Create a systemd service configuration file

In the /etc/systemd/system/ directory, create a service file ending in .service, such as myapp.service.

sudo nano /etc/systemd/system/myapp.service

Paste the template below into the file and update it for your environment.

[Unit]
Description=My Application Service
# Start the service after network and remote file systems are ready
After=network-online.target remote-fs.target
Wants=network-online.target
# Uncomment the next line if the service depends on the disk mounted in Step 1 (for example, /mnt)
# RequiresMountsFor=/mnt

[Service]
# --- Security configuration ---
# Run the service as the dedicated user and group
User=myapp
Group=myapp

# --- Runtime configuration ---
# Working directory for the process
WorkingDirectory=/opt/myapp
# Absolute path and arguments for the start command
ExecStart=/usr/local/bin/myapp --config /etc/myapp/config.json

# --- Automatic restart policy ---
# Restart only if the service exits abnormally (for example, crashes)
Restart=on-failure
# Time interval between restart attempts
RestartSec=5s

[Install]
# Define the target for enabling the service. multi-user.target means enable in multi-user mode.
WantedBy=multi-user.target

Enable and start the service

Run the following commands to reload the systemd configuration, enable boot-time auto-start, and start the service immediately.

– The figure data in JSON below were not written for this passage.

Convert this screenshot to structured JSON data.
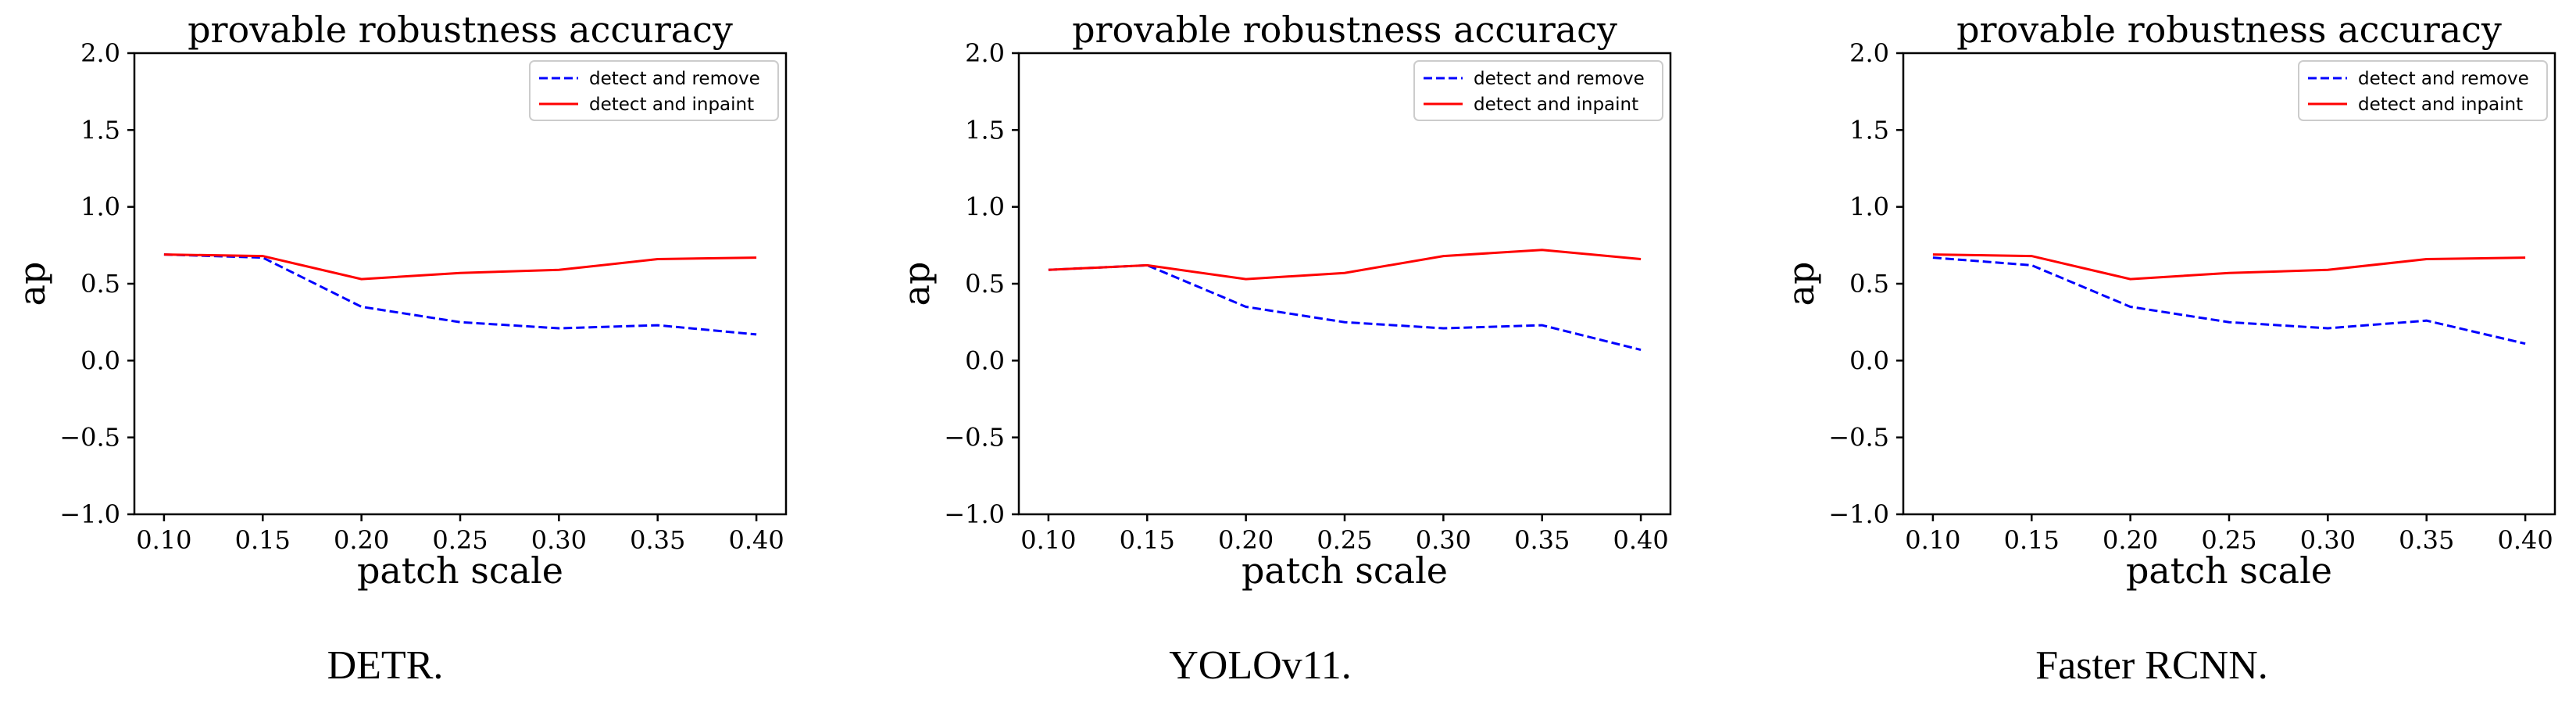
{
  "chart_data": [
    {
      "type": "line",
      "title": "provable robustness accuracy",
      "xlabel": "patch scale",
      "ylabel": "ap",
      "caption": "DETR.",
      "xlim": [
        0.085,
        0.415
      ],
      "ylim": [
        -1.0,
        2.0
      ],
      "x": [
        0.1,
        0.15,
        0.2,
        0.25,
        0.3,
        0.35,
        0.4
      ],
      "xticks": [
        "0.10",
        "0.15",
        "0.20",
        "0.25",
        "0.30",
        "0.35",
        "0.40"
      ],
      "yticks": [
        "−1.0",
        "−0.5",
        "0.0",
        "0.5",
        "1.0",
        "1.5",
        "2.0"
      ],
      "legend_position": "top-right",
      "series": [
        {
          "name": "detect and remove",
          "color": "#0000ff",
          "dash": "dashed",
          "values": [
            0.69,
            0.67,
            0.35,
            0.25,
            0.21,
            0.23,
            0.17
          ]
        },
        {
          "name": "detect and inpaint",
          "color": "#ff0000",
          "dash": "solid",
          "values": [
            0.69,
            0.68,
            0.53,
            0.57,
            0.59,
            0.66,
            0.67
          ]
        }
      ]
    },
    {
      "type": "line",
      "title": "provable robustness accuracy",
      "xlabel": "patch scale",
      "ylabel": "ap",
      "caption": "YOLOv11.",
      "xlim": [
        0.085,
        0.415
      ],
      "ylim": [
        -1.0,
        2.0
      ],
      "x": [
        0.1,
        0.15,
        0.2,
        0.25,
        0.3,
        0.35,
        0.4
      ],
      "xticks": [
        "0.10",
        "0.15",
        "0.20",
        "0.25",
        "0.30",
        "0.35",
        "0.40"
      ],
      "yticks": [
        "−1.0",
        "−0.5",
        "0.0",
        "0.5",
        "1.0",
        "1.5",
        "2.0"
      ],
      "legend_position": "top-right",
      "series": [
        {
          "name": "detect and remove",
          "color": "#0000ff",
          "dash": "dashed",
          "values": [
            0.59,
            0.62,
            0.35,
            0.25,
            0.21,
            0.23,
            0.07
          ]
        },
        {
          "name": "detect and inpaint",
          "color": "#ff0000",
          "dash": "solid",
          "values": [
            0.59,
            0.62,
            0.53,
            0.57,
            0.68,
            0.72,
            0.66
          ]
        }
      ]
    },
    {
      "type": "line",
      "title": "provable robustness accuracy",
      "xlabel": "patch scale",
      "ylabel": "ap",
      "caption": "Faster RCNN.",
      "xlim": [
        0.085,
        0.415
      ],
      "ylim": [
        -1.0,
        2.0
      ],
      "x": [
        0.1,
        0.15,
        0.2,
        0.25,
        0.3,
        0.35,
        0.4
      ],
      "xticks": [
        "0.10",
        "0.15",
        "0.20",
        "0.25",
        "0.30",
        "0.35",
        "0.40"
      ],
      "yticks": [
        "−1.0",
        "−0.5",
        "0.0",
        "0.5",
        "1.0",
        "1.5",
        "2.0"
      ],
      "legend_position": "top-right",
      "series": [
        {
          "name": "detect and remove",
          "color": "#0000ff",
          "dash": "dashed",
          "values": [
            0.67,
            0.62,
            0.35,
            0.25,
            0.21,
            0.26,
            0.11
          ]
        },
        {
          "name": "detect and inpaint",
          "color": "#ff0000",
          "dash": "solid",
          "values": [
            0.69,
            0.68,
            0.53,
            0.57,
            0.59,
            0.66,
            0.67
          ]
        }
      ]
    }
  ]
}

# Reload systemd configuration
sudo systemctl daemon-reload
# Enable boot-time autostart
sudo systemctl enable myapp.service
# Start the service now
sudo systemctl start myapp.service

Check the service status
Verify the service is running and enabled for boot-time auto-start.
```
sudo systemctl status myapp.service
```
If the Active field shows active (running) and the Loaded line includes enabled, the configuration is successful.

Step 3: Configure monitoring and alerting

After configuration persistence, set up monitoring to receive alerts immediately if automatic recovery fails.

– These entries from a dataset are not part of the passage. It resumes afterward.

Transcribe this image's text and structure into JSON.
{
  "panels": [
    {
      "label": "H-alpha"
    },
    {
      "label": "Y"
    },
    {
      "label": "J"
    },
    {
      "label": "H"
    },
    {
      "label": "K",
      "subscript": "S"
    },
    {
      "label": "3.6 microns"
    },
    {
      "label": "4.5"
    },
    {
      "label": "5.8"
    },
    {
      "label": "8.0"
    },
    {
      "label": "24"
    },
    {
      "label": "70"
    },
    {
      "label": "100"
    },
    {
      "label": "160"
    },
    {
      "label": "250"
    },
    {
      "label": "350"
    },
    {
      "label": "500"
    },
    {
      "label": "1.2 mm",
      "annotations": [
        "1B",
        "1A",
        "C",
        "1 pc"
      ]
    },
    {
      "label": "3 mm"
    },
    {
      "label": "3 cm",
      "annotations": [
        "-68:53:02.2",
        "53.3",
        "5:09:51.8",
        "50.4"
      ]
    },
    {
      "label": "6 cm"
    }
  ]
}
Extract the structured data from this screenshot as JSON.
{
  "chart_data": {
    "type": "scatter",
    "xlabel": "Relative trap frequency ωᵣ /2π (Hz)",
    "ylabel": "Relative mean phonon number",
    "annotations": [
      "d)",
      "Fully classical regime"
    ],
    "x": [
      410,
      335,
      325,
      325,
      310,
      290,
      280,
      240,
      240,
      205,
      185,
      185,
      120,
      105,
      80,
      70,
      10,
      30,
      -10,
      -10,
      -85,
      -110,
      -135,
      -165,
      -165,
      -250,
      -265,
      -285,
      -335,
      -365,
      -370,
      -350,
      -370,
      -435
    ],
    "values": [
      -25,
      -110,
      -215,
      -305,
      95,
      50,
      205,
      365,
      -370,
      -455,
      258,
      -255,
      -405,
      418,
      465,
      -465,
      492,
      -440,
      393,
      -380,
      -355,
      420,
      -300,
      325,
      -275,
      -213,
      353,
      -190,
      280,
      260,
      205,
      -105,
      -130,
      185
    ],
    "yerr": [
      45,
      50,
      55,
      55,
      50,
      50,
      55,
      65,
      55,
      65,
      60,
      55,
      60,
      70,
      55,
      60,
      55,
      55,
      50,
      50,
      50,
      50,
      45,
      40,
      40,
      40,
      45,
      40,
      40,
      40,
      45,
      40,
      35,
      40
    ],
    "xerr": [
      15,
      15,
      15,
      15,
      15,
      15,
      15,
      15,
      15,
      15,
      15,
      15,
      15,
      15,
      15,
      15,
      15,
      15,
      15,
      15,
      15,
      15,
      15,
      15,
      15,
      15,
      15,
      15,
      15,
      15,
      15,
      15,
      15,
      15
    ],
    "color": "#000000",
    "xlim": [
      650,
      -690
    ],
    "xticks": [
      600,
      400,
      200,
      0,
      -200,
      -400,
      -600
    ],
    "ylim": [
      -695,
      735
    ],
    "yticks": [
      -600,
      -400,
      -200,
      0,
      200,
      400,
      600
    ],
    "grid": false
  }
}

Mount point availability monitoring
- Purpose: Ensure key mount points (such as /mnt) remain available.
- How to implement: Use a script (such as df -h) to check mount points regularly. Alert immediately if a mount is missing.
Key process liveness monitoring
- Purpose: Ensure core business processes (such as myapp) are running.
- How to implement: Use Cloud Monitor’s process monitoring feature.
Instance unexpected restart monitoring
- Purpose: Detect system events.
- How to implement: Use Cloud Monitor’s system event alerting feature.

For more information about monitoring configuration, see Cloud Monitor.

Step 4: Validate configuration persistence (crash drill)

After completing all configurations, test the full self-healing and alerting system by simulating a failure.

Important

Fault injection causes instance restarts and service interruptions. Run this drill only in non-production environments or during approved maintenance windows.

Inject the fault
Use the Cloud Assistant plug-in ecs-fault-oscrash to simulate a kernel panic and trigger an unexpected restart .
```
sudo acs-plugin-manager --exec --plugin ecs-fault-oscrash --params inject
```
Wait for the instance to restart
After the command runs, the instance crashes and restarts immediately. Wait approximately three to five minutes. Then, reconnect to the instance.
End-to-end validation
- Check disk mounting: Run lsblk -f and confirm the data disk is mounted automatically.
- Check the business process: Run systemctl status myapp.service and confirm the service started automatically and shows active (running).
- Check monitoring and alerting: Log in to the Cloud Monitor console and verify that event alerts were received.